Recent weeks have seen a sharp rise in global risk aversion. This has come about as a result of many factors including the continued receding of rate-cut expectations in the US and geopolitical strains, particularly in the Middle East. The customary correlation between rising risk and a rising dollar remains high. But again, as usual, the strains are primarily felt in emerging market currencies, not G10 currencies. Euro/US dollar, for instance, still remains inside the 1.05-1.10 range that has been in place for much of the past sixteen months.
It is possible that ‘risk-off’ sentiment could cause a much more significant rise in the US dollar against other G10 currencies but we feel that the strains will remain concentrated in emerging market currencies. This is in spite of the fact that US dollar strength and Fed policy stability could impinge on the ability of emerging market central banks to ease monetary policy, but won’t stop the likes of the ECB from cutting rates.
Looking ahead, it is more likely that risk aversion will ease in the short term as Middle East fears recede, US GDP growth slows and US inflation angst eases. We may also see better signs that European growth prospects are slowly improving with the release of April PMI data. While we doubt that these factors will send the euro significantly higher against the US dollar, we do think they should help to keep the broad 1.05-1.10 range in place for a while longer.
The IMF warned over the weekend that US dollar strength, borne of robust US growth and high policy rates, is partly related to a fiscal stance that appears untenable over the long haul. One question for the market is whether untenable fiscal policy eventually brings significant pressure to bear on the US dollar even if US interest rates remain relatively high compared to other G10 nations.
While this is certainly a risk, the Standard Bank’s own view is that the US can essentially stretch the elastic on fiscal policy a good deal further before the US dollar becomes imperilled by some sort of buyers’ strike. This being said, there is potentially another threat to the US dollar, which is political interference should former president Donald Trump win a second term in November 2024.
Last week, news leaked out that some advisors to Trump, led by former trade representative Robert Lighthizer, favour a new version of the 1985 Plaza accord, to engineer dollar weakness as major G7 finance minister did all those years ago. While there seems good reason to be sceptical that any such ideas will become a part of government policy should Trump win in November, we do know that the first term saw the former president regularly bemoan US dollar strength. Today, the US dollar is stronger in trade-weighted terms than when Trump was president and the trade deficit is wider. Hence, there’s every reason to believe that there could be the same sort of US dollar-bashing by Trump, should he win in November, even if some sort of coordinated G7 intervention effort to weaken the dollar seems unlikely.
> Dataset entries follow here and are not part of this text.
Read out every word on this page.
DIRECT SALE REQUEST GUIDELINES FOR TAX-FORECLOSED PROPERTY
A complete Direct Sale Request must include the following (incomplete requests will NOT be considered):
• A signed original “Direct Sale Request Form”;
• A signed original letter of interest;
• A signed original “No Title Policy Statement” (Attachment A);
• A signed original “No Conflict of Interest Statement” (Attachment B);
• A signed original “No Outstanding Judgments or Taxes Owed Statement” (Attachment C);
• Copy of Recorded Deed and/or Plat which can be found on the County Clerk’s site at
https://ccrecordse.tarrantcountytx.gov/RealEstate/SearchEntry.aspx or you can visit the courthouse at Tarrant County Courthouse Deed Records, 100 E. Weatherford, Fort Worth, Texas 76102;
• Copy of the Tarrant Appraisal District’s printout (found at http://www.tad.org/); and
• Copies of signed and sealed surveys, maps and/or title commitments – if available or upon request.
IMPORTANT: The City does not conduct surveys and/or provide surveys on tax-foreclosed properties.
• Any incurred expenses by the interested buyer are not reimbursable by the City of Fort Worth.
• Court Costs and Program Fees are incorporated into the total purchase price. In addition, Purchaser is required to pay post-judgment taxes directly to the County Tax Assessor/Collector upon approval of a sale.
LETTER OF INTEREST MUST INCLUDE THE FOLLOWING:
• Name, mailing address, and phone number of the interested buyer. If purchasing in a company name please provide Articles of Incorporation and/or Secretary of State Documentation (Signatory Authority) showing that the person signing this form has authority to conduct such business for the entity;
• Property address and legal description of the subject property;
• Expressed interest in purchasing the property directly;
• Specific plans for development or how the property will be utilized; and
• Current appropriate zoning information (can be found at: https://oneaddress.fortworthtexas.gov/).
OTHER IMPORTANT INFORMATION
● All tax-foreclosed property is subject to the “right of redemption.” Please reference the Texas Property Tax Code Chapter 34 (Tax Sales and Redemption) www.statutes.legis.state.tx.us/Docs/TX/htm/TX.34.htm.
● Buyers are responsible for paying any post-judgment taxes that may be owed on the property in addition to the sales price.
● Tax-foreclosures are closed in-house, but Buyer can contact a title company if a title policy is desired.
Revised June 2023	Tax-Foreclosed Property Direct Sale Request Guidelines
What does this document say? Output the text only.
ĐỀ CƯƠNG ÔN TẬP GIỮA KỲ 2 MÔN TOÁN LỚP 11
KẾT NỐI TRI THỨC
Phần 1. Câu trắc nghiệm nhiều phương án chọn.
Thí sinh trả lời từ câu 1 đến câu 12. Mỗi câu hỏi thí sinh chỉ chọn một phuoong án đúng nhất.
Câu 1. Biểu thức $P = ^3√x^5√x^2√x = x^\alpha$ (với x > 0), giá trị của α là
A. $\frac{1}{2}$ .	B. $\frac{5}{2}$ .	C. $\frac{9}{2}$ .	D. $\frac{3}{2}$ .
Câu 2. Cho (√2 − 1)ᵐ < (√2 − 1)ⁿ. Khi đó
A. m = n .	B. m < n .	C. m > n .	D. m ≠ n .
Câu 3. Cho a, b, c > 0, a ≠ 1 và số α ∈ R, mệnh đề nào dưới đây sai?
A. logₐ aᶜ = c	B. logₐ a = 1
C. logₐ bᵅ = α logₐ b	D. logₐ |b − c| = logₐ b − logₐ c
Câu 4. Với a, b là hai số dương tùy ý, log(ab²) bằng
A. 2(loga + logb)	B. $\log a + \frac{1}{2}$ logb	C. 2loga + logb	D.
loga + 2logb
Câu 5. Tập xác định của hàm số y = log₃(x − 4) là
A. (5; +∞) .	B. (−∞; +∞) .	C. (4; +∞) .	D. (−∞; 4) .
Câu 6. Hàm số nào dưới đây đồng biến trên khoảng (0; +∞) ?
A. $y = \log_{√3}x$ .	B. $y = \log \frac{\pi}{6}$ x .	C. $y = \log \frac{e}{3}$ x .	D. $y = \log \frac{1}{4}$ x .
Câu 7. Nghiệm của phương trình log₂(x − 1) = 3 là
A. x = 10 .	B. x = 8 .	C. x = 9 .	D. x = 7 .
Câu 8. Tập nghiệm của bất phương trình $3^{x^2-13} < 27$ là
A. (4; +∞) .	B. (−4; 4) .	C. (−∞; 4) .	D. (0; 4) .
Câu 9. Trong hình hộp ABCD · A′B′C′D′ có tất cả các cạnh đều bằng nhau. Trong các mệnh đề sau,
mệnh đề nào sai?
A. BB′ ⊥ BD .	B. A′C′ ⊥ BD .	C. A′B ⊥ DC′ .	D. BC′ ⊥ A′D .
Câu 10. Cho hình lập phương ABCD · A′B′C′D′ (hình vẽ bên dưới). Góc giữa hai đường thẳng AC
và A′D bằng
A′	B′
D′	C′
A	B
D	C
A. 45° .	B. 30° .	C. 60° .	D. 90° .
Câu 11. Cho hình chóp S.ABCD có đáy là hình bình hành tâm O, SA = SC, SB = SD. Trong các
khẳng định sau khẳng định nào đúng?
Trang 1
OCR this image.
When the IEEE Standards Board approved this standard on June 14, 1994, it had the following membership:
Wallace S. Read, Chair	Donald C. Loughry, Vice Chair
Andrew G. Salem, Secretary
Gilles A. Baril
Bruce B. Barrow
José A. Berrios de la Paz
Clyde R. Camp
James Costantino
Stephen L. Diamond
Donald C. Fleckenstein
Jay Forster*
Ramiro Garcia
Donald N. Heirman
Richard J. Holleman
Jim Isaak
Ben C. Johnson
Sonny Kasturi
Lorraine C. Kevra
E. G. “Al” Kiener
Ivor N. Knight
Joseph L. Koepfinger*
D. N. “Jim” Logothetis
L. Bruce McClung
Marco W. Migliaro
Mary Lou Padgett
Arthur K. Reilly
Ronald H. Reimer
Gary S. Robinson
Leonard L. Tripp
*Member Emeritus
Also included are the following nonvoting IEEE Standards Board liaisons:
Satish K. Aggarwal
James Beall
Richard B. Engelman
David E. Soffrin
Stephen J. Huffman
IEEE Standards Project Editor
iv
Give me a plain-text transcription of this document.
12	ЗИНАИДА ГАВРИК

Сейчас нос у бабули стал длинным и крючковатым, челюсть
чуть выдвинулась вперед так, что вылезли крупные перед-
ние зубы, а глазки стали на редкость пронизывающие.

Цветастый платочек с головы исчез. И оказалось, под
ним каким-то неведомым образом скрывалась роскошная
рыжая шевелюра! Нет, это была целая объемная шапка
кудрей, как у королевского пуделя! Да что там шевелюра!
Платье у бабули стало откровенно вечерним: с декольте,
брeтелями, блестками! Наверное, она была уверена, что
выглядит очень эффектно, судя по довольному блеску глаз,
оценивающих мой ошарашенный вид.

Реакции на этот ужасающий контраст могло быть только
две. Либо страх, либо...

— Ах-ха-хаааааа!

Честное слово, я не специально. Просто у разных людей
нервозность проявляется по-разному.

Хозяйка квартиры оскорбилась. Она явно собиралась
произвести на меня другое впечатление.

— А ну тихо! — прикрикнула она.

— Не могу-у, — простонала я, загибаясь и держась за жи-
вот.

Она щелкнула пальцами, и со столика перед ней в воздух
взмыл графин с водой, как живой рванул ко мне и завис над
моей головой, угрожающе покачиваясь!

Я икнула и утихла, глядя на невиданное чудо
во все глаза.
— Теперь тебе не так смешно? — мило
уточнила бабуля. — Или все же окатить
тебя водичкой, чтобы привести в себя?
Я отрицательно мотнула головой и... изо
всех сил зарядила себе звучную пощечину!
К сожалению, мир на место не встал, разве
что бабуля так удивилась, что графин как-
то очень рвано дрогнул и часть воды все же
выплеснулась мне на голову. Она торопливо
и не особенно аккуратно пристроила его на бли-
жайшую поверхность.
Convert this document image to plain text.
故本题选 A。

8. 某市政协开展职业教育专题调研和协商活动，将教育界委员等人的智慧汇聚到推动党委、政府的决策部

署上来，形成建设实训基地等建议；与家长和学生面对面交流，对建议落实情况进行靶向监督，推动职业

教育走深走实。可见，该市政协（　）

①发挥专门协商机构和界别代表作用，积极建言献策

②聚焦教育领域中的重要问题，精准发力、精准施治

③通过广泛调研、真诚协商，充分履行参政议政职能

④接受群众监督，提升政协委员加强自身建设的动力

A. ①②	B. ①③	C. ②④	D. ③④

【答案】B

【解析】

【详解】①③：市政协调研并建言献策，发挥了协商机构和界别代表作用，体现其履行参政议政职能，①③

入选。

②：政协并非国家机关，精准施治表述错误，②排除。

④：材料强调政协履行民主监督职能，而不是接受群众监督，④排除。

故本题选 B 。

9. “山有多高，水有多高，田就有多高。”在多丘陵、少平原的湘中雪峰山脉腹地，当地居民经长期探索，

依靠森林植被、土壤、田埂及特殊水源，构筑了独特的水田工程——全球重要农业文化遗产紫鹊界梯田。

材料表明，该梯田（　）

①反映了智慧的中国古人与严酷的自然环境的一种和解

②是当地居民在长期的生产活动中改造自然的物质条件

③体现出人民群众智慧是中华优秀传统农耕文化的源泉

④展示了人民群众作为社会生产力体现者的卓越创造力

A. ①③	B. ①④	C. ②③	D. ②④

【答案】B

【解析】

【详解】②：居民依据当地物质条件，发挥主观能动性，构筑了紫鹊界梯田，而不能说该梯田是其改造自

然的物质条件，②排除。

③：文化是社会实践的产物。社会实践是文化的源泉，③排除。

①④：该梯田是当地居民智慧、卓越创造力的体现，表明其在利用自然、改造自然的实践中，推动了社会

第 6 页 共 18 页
>> Various scenarios for the US dollar
No doubt Japanese officials would like to see a coordinated effort to lower the US dollar, at least against the yen. They presumably pressed home their case for intervention in the yen with other G7 and G20 members at last week’s IMF meetings but, as usually happens, other members seem reticent to express much support. It suggests that, like September/October 2022, any intervention will have to be done by Japan alone, or possibly in conjunction with South Korea, rather than being a full G7 or G20 effort.
In the Standard Bank’s view, with data on speculative positioning in the yen suggesting that the market is very short of the currency, it seems that intervention right now, or very soon, could have a measure of short-term success. But once these excessive short-yen positions are rebalanced, the FX market will still be left with a situation in which US policy rates are 550-bps above those in Japan with a 10-year yield gap of around 380-bps. In other words, the key to a fall in US dollar/yen seems to lie more in Fed easing than BoJ intervention and all the latter can do is to buy time until the Fed cuts.